In 1999, Lothar Hirneise became the first researcher to document the data and research of Prof. Dr. Hackethal. Working with an American team, Lothar Hirneise was entirely convinced by Prof. Dr. Hackethal’s research and its successes. In addition to the evidence indicated by Prof. Dr. Hackethal’s idea that “less therapy is more” – especially for prostate cancer – we’ve also learned that treatment should not be frantic or rushed. Instead, therapeutic steps should be considered and taken in a calm, tranquil manner.

All too often, patients are rushed into various treatments prematurely without adequately assessing their long-term consequences.

Another lesson came from our patients whose PSA (Prostate-Specific Antigen) levels changed by several hundred units within a few weeks. From these cases, we learned that the possible diagnoses for prostate cancer have to be considered from an entirely different perspective.


Our Concept

Our 3E-protocol for prostate cancer starts with an in-depth examination of the diagnosis.
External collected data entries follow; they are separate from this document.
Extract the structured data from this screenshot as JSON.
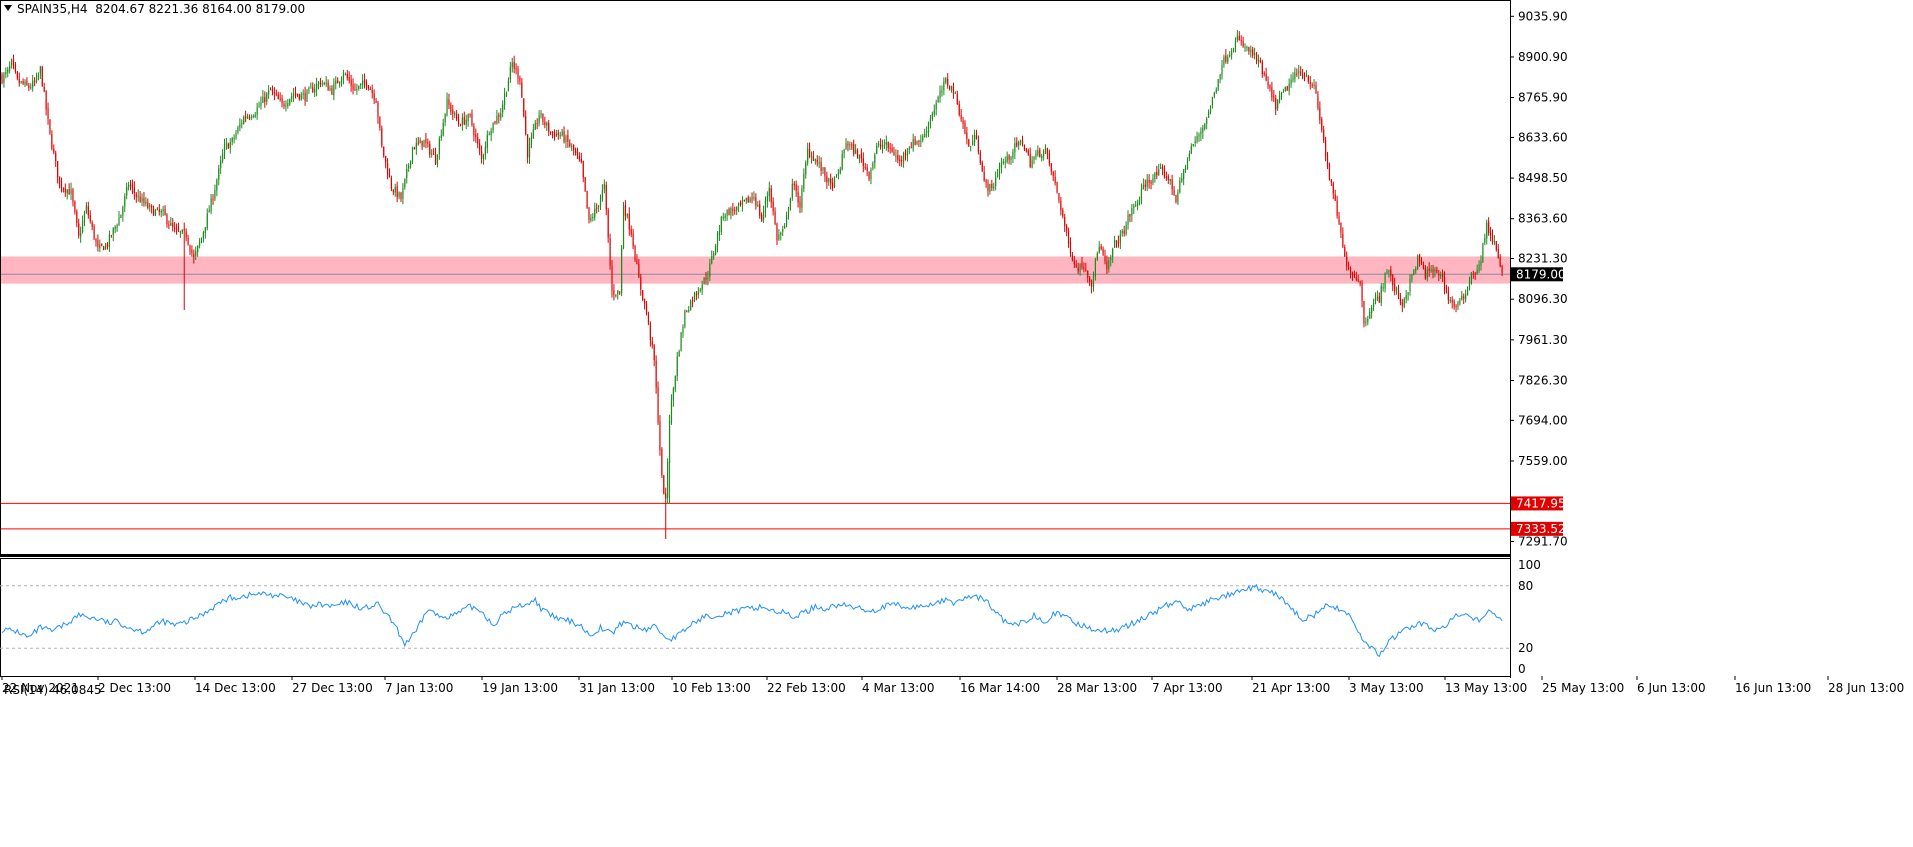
{
  "symbol": "SPAIN35,H4",
  "ohlc": {
    "open": "8204.67",
    "high": "8221.36",
    "low": "8164.00",
    "close": "8179.00"
  },
  "rsi": {
    "label": "RSI(14)",
    "value": "46.0845",
    "levels": [
      "100",
      "80",
      "20",
      "0"
    ]
  },
  "price_axis": [
    "9035.90",
    "8900.90",
    "8765.90",
    "8633.60",
    "8498.50",
    "8363.60",
    "8231.30",
    "8096.30",
    "7961.30",
    "7826.30",
    "7694.00",
    "7559.00",
    "7291.70"
  ],
  "price_tags": {
    "current": "8179.00",
    "line1": "7417.95",
    "line2": "7333.52"
  },
  "time_axis": [
    "22 Nov 2021",
    "2 Dec 13:00",
    "14 Dec 13:00",
    "27 Dec 13:00",
    "7 Jan 13:00",
    "19 Jan 13:00",
    "31 Jan 13:00",
    "10 Feb 13:00",
    "22 Feb 13:00",
    "4 Mar 13:00",
    "16 Mar 14:00",
    "28 Mar 13:00",
    "7 Apr 13:00",
    "21 Apr 13:00",
    "3 May 13:00",
    "13 May 13:00",
    "25 May 13:00",
    "6 Jun 13:00",
    "16 Jun 13:00",
    "28 Jun 13:00"
  ],
  "colors": {
    "bull": "#1e8a1e",
    "bear": "#e00000",
    "zone": "#ffb6c1",
    "hline": "#ff0000",
    "rsi": "#1e90ff",
    "tag_current": "#000000",
    "tag_line": "#e00000"
  },
  "chart_data": {
    "type": "candlestick",
    "ylim": [
      7250,
      9090
    ],
    "zone": [
      8148,
      8238
    ],
    "current_price": 8179.0,
    "hlines": [
      7417.95,
      7333.52
    ],
    "anchors_close": [
      [
        0,
        8830
      ],
      [
        3,
        8850
      ],
      [
        5,
        8880
      ],
      [
        8,
        8820
      ],
      [
        14,
        8800
      ],
      [
        18,
        8820
      ],
      [
        20,
        8860
      ],
      [
        25,
        8640
      ],
      [
        30,
        8480
      ],
      [
        36,
        8450
      ],
      [
        40,
        8300
      ],
      [
        44,
        8400
      ],
      [
        50,
        8260
      ],
      [
        55,
        8280
      ],
      [
        62,
        8380
      ],
      [
        66,
        8480
      ],
      [
        70,
        8440
      ],
      [
        78,
        8390
      ],
      [
        84,
        8380
      ],
      [
        90,
        8320
      ],
      [
        96,
        8310
      ],
      [
        100,
        8230
      ],
      [
        104,
        8300
      ],
      [
        110,
        8440
      ],
      [
        116,
        8600
      ],
      [
        120,
        8620
      ],
      [
        126,
        8700
      ],
      [
        132,
        8720
      ],
      [
        140,
        8790
      ],
      [
        146,
        8740
      ],
      [
        152,
        8780
      ],
      [
        158,
        8770
      ],
      [
        166,
        8820
      ],
      [
        172,
        8790
      ],
      [
        178,
        8850
      ],
      [
        184,
        8790
      ],
      [
        190,
        8820
      ],
      [
        195,
        8760
      ],
      [
        198,
        8600
      ],
      [
        203,
        8470
      ],
      [
        208,
        8430
      ],
      [
        214,
        8600
      ],
      [
        220,
        8620
      ],
      [
        226,
        8560
      ],
      [
        232,
        8750
      ],
      [
        238,
        8680
      ],
      [
        244,
        8700
      ],
      [
        250,
        8560
      ],
      [
        254,
        8660
      ],
      [
        260,
        8720
      ],
      [
        266,
        8880
      ],
      [
        270,
        8830
      ],
      [
        274,
        8580
      ],
      [
        280,
        8710
      ],
      [
        286,
        8650
      ],
      [
        292,
        8640
      ],
      [
        298,
        8590
      ],
      [
        302,
        8540
      ],
      [
        306,
        8350
      ],
      [
        310,
        8400
      ],
      [
        314,
        8470
      ],
      [
        318,
        8120
      ],
      [
        322,
        8120
      ],
      [
        324,
        8410
      ],
      [
        328,
        8320
      ],
      [
        332,
        8160
      ],
      [
        336,
        8050
      ],
      [
        340,
        7890
      ],
      [
        342,
        7700
      ],
      [
        344,
        7500
      ],
      [
        346,
        7420
      ],
      [
        348,
        7700
      ],
      [
        352,
        7900
      ],
      [
        356,
        8050
      ],
      [
        360,
        8100
      ],
      [
        364,
        8140
      ],
      [
        368,
        8180
      ],
      [
        372,
        8280
      ],
      [
        376,
        8380
      ],
      [
        380,
        8390
      ],
      [
        384,
        8400
      ],
      [
        388,
        8420
      ],
      [
        392,
        8440
      ],
      [
        396,
        8360
      ],
      [
        400,
        8470
      ],
      [
        404,
        8300
      ],
      [
        408,
        8330
      ],
      [
        412,
        8480
      ],
      [
        416,
        8410
      ],
      [
        420,
        8590
      ],
      [
        424,
        8560
      ],
      [
        428,
        8520
      ],
      [
        432,
        8470
      ],
      [
        436,
        8510
      ],
      [
        440,
        8620
      ],
      [
        444,
        8590
      ],
      [
        448,
        8560
      ],
      [
        452,
        8510
      ],
      [
        456,
        8600
      ],
      [
        460,
        8610
      ],
      [
        464,
        8590
      ],
      [
        468,
        8550
      ],
      [
        472,
        8600
      ],
      [
        476,
        8620
      ],
      [
        480,
        8630
      ],
      [
        484,
        8700
      ],
      [
        488,
        8760
      ],
      [
        492,
        8820
      ],
      [
        496,
        8790
      ],
      [
        500,
        8700
      ],
      [
        504,
        8600
      ],
      [
        508,
        8640
      ],
      [
        512,
        8480
      ],
      [
        516,
        8460
      ],
      [
        520,
        8540
      ],
      [
        524,
        8560
      ],
      [
        528,
        8600
      ],
      [
        532,
        8620
      ],
      [
        536,
        8550
      ],
      [
        540,
        8580
      ],
      [
        544,
        8590
      ],
      [
        548,
        8500
      ],
      [
        552,
        8400
      ],
      [
        556,
        8280
      ],
      [
        560,
        8200
      ],
      [
        564,
        8210
      ],
      [
        568,
        8150
      ],
      [
        572,
        8280
      ],
      [
        576,
        8190
      ],
      [
        580,
        8280
      ],
      [
        584,
        8310
      ],
      [
        588,
        8380
      ],
      [
        592,
        8420
      ],
      [
        596,
        8480
      ],
      [
        600,
        8500
      ],
      [
        604,
        8520
      ],
      [
        608,
        8500
      ],
      [
        612,
        8430
      ],
      [
        616,
        8520
      ],
      [
        620,
        8600
      ],
      [
        624,
        8640
      ],
      [
        628,
        8700
      ],
      [
        632,
        8780
      ],
      [
        636,
        8880
      ],
      [
        640,
        8920
      ],
      [
        644,
        8960
      ],
      [
        648,
        8930
      ],
      [
        652,
        8910
      ],
      [
        656,
        8870
      ],
      [
        660,
        8800
      ],
      [
        664,
        8740
      ],
      [
        668,
        8780
      ],
      [
        672,
        8820
      ],
      [
        676,
        8850
      ],
      [
        680,
        8840
      ],
      [
        684,
        8800
      ],
      [
        688,
        8660
      ],
      [
        692,
        8500
      ],
      [
        696,
        8380
      ],
      [
        700,
        8230
      ],
      [
        704,
        8180
      ],
      [
        708,
        8160
      ],
      [
        710,
        8010
      ],
      [
        714,
        8080
      ],
      [
        718,
        8100
      ],
      [
        722,
        8200
      ],
      [
        726,
        8130
      ],
      [
        730,
        8080
      ],
      [
        734,
        8150
      ],
      [
        738,
        8230
      ],
      [
        742,
        8180
      ],
      [
        746,
        8190
      ],
      [
        750,
        8180
      ],
      [
        754,
        8100
      ],
      [
        758,
        8070
      ],
      [
        762,
        8100
      ],
      [
        766,
        8180
      ],
      [
        770,
        8200
      ],
      [
        774,
        8340
      ],
      [
        778,
        8280
      ],
      [
        782,
        8179
      ]
    ],
    "rsi_anchors": [
      [
        0,
        38
      ],
      [
        8,
        36
      ],
      [
        14,
        30
      ],
      [
        20,
        40
      ],
      [
        26,
        36
      ],
      [
        34,
        44
      ],
      [
        40,
        52
      ],
      [
        50,
        48
      ],
      [
        56,
        44
      ],
      [
        60,
        46
      ],
      [
        66,
        40
      ],
      [
        74,
        36
      ],
      [
        84,
        46
      ],
      [
        90,
        42
      ],
      [
        96,
        45
      ],
      [
        104,
        52
      ],
      [
        112,
        62
      ],
      [
        118,
        68
      ],
      [
        126,
        70
      ],
      [
        132,
        72
      ],
      [
        138,
        72
      ],
      [
        146,
        70
      ],
      [
        154,
        65
      ],
      [
        160,
        60
      ],
      [
        166,
        62
      ],
      [
        172,
        60
      ],
      [
        180,
        64
      ],
      [
        188,
        58
      ],
      [
        196,
        62
      ],
      [
        204,
        44
      ],
      [
        210,
        24
      ],
      [
        216,
        36
      ],
      [
        222,
        58
      ],
      [
        228,
        50
      ],
      [
        236,
        52
      ],
      [
        244,
        60
      ],
      [
        250,
        56
      ],
      [
        256,
        42
      ],
      [
        260,
        50
      ],
      [
        266,
        58
      ],
      [
        272,
        62
      ],
      [
        278,
        66
      ],
      [
        282,
        56
      ],
      [
        290,
        48
      ],
      [
        296,
        46
      ],
      [
        302,
        42
      ],
      [
        306,
        32
      ],
      [
        312,
        40
      ],
      [
        318,
        34
      ],
      [
        324,
        46
      ],
      [
        330,
        40
      ],
      [
        336,
        38
      ],
      [
        340,
        42
      ],
      [
        344,
        34
      ],
      [
        348,
        28
      ],
      [
        354,
        34
      ],
      [
        360,
        44
      ],
      [
        366,
        50
      ],
      [
        372,
        52
      ],
      [
        378,
        54
      ],
      [
        384,
        56
      ],
      [
        390,
        58
      ],
      [
        396,
        60
      ],
      [
        402,
        56
      ],
      [
        408,
        54
      ],
      [
        412,
        50
      ],
      [
        418,
        54
      ],
      [
        424,
        60
      ],
      [
        430,
        58
      ],
      [
        436,
        62
      ],
      [
        442,
        60
      ],
      [
        448,
        58
      ],
      [
        454,
        56
      ],
      [
        460,
        60
      ],
      [
        466,
        62
      ],
      [
        472,
        58
      ],
      [
        478,
        60
      ],
      [
        484,
        62
      ],
      [
        490,
        66
      ],
      [
        496,
        64
      ],
      [
        502,
        68
      ],
      [
        508,
        70
      ],
      [
        514,
        64
      ],
      [
        520,
        50
      ],
      [
        526,
        42
      ],
      [
        532,
        44
      ],
      [
        538,
        52
      ],
      [
        544,
        46
      ],
      [
        548,
        54
      ],
      [
        554,
        50
      ],
      [
        560,
        44
      ],
      [
        566,
        40
      ],
      [
        572,
        38
      ],
      [
        578,
        36
      ],
      [
        584,
        40
      ],
      [
        590,
        44
      ],
      [
        596,
        50
      ],
      [
        602,
        56
      ],
      [
        608,
        62
      ],
      [
        614,
        64
      ],
      [
        618,
        58
      ],
      [
        624,
        60
      ],
      [
        630,
        66
      ],
      [
        636,
        70
      ],
      [
        642,
        72
      ],
      [
        648,
        76
      ],
      [
        654,
        78
      ],
      [
        660,
        74
      ],
      [
        666,
        70
      ],
      [
        672,
        58
      ],
      [
        678,
        48
      ],
      [
        684,
        52
      ],
      [
        690,
        60
      ],
      [
        696,
        58
      ],
      [
        702,
        54
      ],
      [
        706,
        38
      ],
      [
        712,
        22
      ],
      [
        718,
        14
      ],
      [
        722,
        24
      ],
      [
        728,
        34
      ],
      [
        734,
        40
      ],
      [
        740,
        44
      ],
      [
        746,
        38
      ],
      [
        752,
        40
      ],
      [
        758,
        52
      ],
      [
        764,
        50
      ],
      [
        770,
        46
      ],
      [
        776,
        58
      ],
      [
        780,
        50
      ],
      [
        782,
        46
      ]
    ]
  }
}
Afterward, we will consider various potential hormone therapies and, of course, adhere to an intensive 3E-program.

In cases of metastatic prostate cancer, the 3E-program’s focus will shift towards therapies that seek to find the causes of the condition.

What We Can Offer You

1. First of all, we would recommend a conventional approach utilizing university medicine as well as a holistic examination of your current condition by a doctor familiar with both conventional and holistic medicine. Naturally, we are aware that nearly all who come to us have already received conventional counseling or therapy. Nevertheless, we would not want to exclude conventional treatments as these methods, when addressed from a different perspective, can provide insights that will be incredibly useful in the holistic therapy approach

2. Dr. Ralf Hertle will perform a microscopic analysis of your blood to better determine the necessary detoxification measures.

3. A comprehensive anamnesis (analysis of your medical history) by a holistic cancer consultant.

4. An initial diagnostic therapy session to ascertain the cause of your condition.

Only after the steps outlined above will we analyze your current situation as a team and prepare a plan best suited for you. Afterwards, we will explain this plan to you, and together we will develop a treatment program for the length of your stay in our center as well as for the next few months after you leave us.

At the core of our approach and methods are, of course, the complete 3E-Program reinforced by our extensive years of experience with prostate cancer patients.